Welcome to the 20th edition
As our contribution to the celebration of International Mother Language Day, we are pleased to announce the release of Ethnologue, 20th edition. Mother Language Day, February 21, reminds the world of the importance of the lesser-known languages of the world. Because knowledge about lesser-known languages has been a focus of the Ethnologue since its inception in 1951, we are happy to be able to provide our most up-to-date information about the languages of the world each year on this day.
This edition is the result of more than 22,000 individual changes to our database since the 19th edition was released one year ago. As a result, the descriptions of 4,900 languages contain at least one update. These include both substantive changes to the data, as well as stylistic ones (and typos) as we continually seek to improve the presentation of the data. While we are always processing any feedback received from users, every year we also give proactive attention to some part of the data. In this edition we have focused on soliciting review of information on the languages of Asia.

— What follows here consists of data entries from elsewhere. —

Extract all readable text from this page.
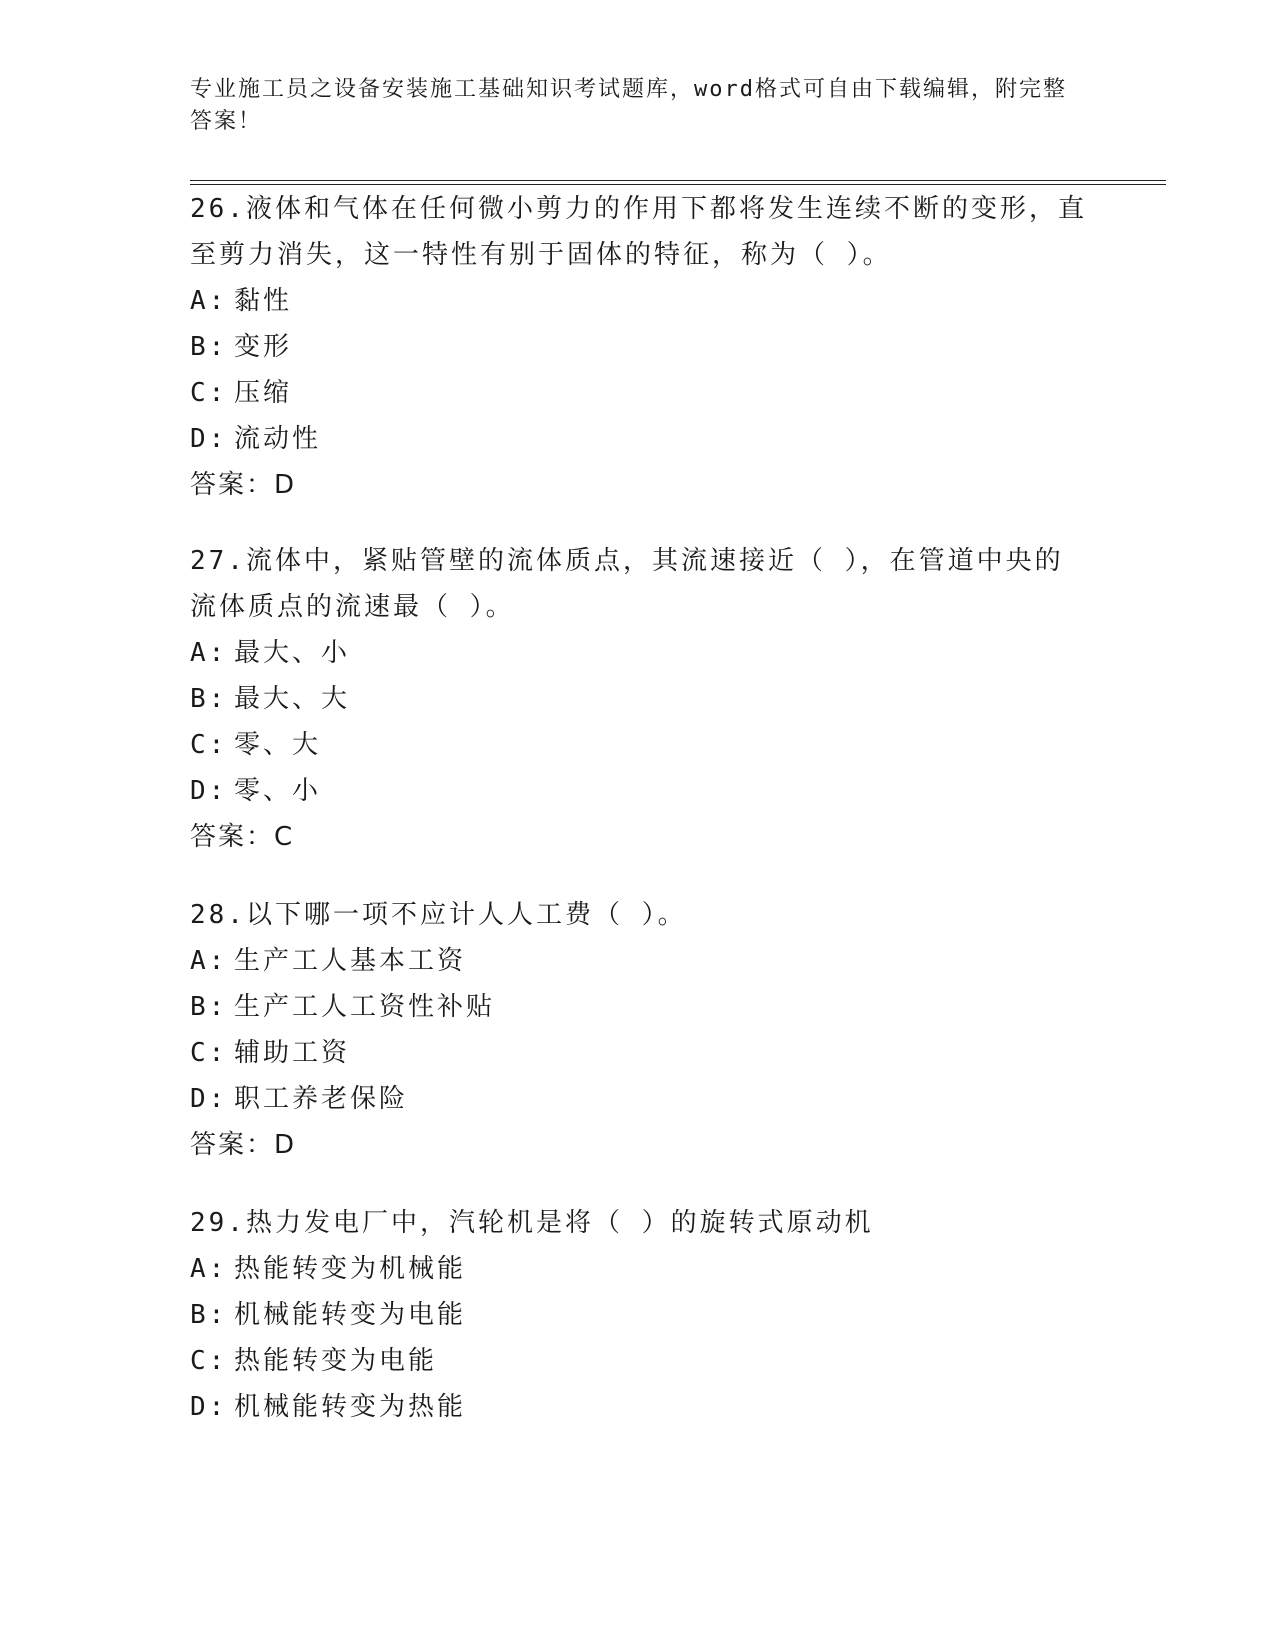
专业施工员之设备安装施工基础知识考试题库，word格式可自由下载编辑，附完整答案！

26.液体和气体在任何微小剪力的作用下都将发生连续不断的变形，直至剪力消失，这一特性有别于固体的特征，称为（ ）。

A: 黏性
B: 变形
C: 压缩
D: 流动性
答案：D

27.流体中，紧贴管壁的流体质点，其流速接近（ ），在管道中央的流体质点的流速最（ ）。

A: 最大、小
B: 最大、大
C: 零、大
D: 零、小
答案：C

28.以下哪一项不应计人人工费（ ）。

A: 生产工人基本工资
B: 生产工人工资性补贴
C: 辅助工资
D: 职工养老保险
答案：D

29.热力发电厂中，汽轮机是将（ ）的旋转式原动机

A: 热能转变为机械能
B: 机械能转变为电能
C: 热能转变为电能
D: 机械能转变为热能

The most commonly cited statistic from the Ethnologue is the tally of living languages. This edition lists a total of 7,099 living languages worldwide—a net increase of 2 living languages since the 19th edition was published one year ago. This is the result of changes in extinction status of some languages and of updating Ethnologue to keep it aligned with the ISO 639-3 inventory of languages. This edition drops 11 languages that were listed as living in the previous edition (4 being changed in status from living to extinct, 3 having been merged in the ISO standard into another language, and 4 having been removed from the standard because they were duplicates or could not be substantiated as ever having been a language). Conversely, 13 languages are newly listed as living (2 being shifted out of the status of extinct and 11 having been added by the ISO standard as not having been previously identified).
Three new data elements make their debut in this edition. First, the country-level information now lists relevant international conventions to which the country is a signatory. We have identified nine conventions within the body of international law that affirm the language and culture rights of indigenous and minority peoples. Ethnologue now indicates which of these conventions each country has subscribed to. It is hoped that this information will be of use to those advocating for indigenous and minority languages within the country.
Second, the language-level information includes a new element for the autonym, or “self name,” of the language. This is the name of the language in the language itself. Furthermore, the form given is a standard spelling using the writing system of the language. This element is therefore never reported for an unwritten language. Thus far we have been able to ascertain the autonym for 1,011 of the languages listed in Ethnologue. When the script is non-Roman or contains unusual characters, a romanization of the name is given in parentheses. In order for these names to appear properly, your browser will need to be configured to display the Unicode character set.
Finally, the discussion of language development within a language entry contains a new element for revitalization efforts. When formalized efforts to revitalize an endangered language have been reported, a cursory description of those efforts is given.
This edition also incorporates a number of improvements to the language maps. A map for Bulgaria is included for the first time. A new map for southcentral China has been added. The map for central Mali is supplemented by a new map that zooms in on an area along the southern border. The map for eastern Papua (Indonesia) is supplemented by a new map that zooms in on the northeastern coast.
Along with these updates and improvements to the website, we have updated all of the country digests. The Global Dataset is similarly updated. The three regional print volumes, which will be released in short order, will also be updated to include all of the 20th edition data and additional features described above.
And we're not done yet! As we work diligently to research the languages of the world, we will continue to benefit from the knowledge of our users who are familiar with specific countries and languages. We value your input and feedback and we encourage you to register, create a profile, and provide us with corrections, suggestions, and updates using the Feedback tab that appears on each country and language page.
On Mother Language Day, we hope you will be able to find your mother language (or perhaps that of one of your ancestors) in the Ethnologue and celebrate the linguistic diversity that surrounds us.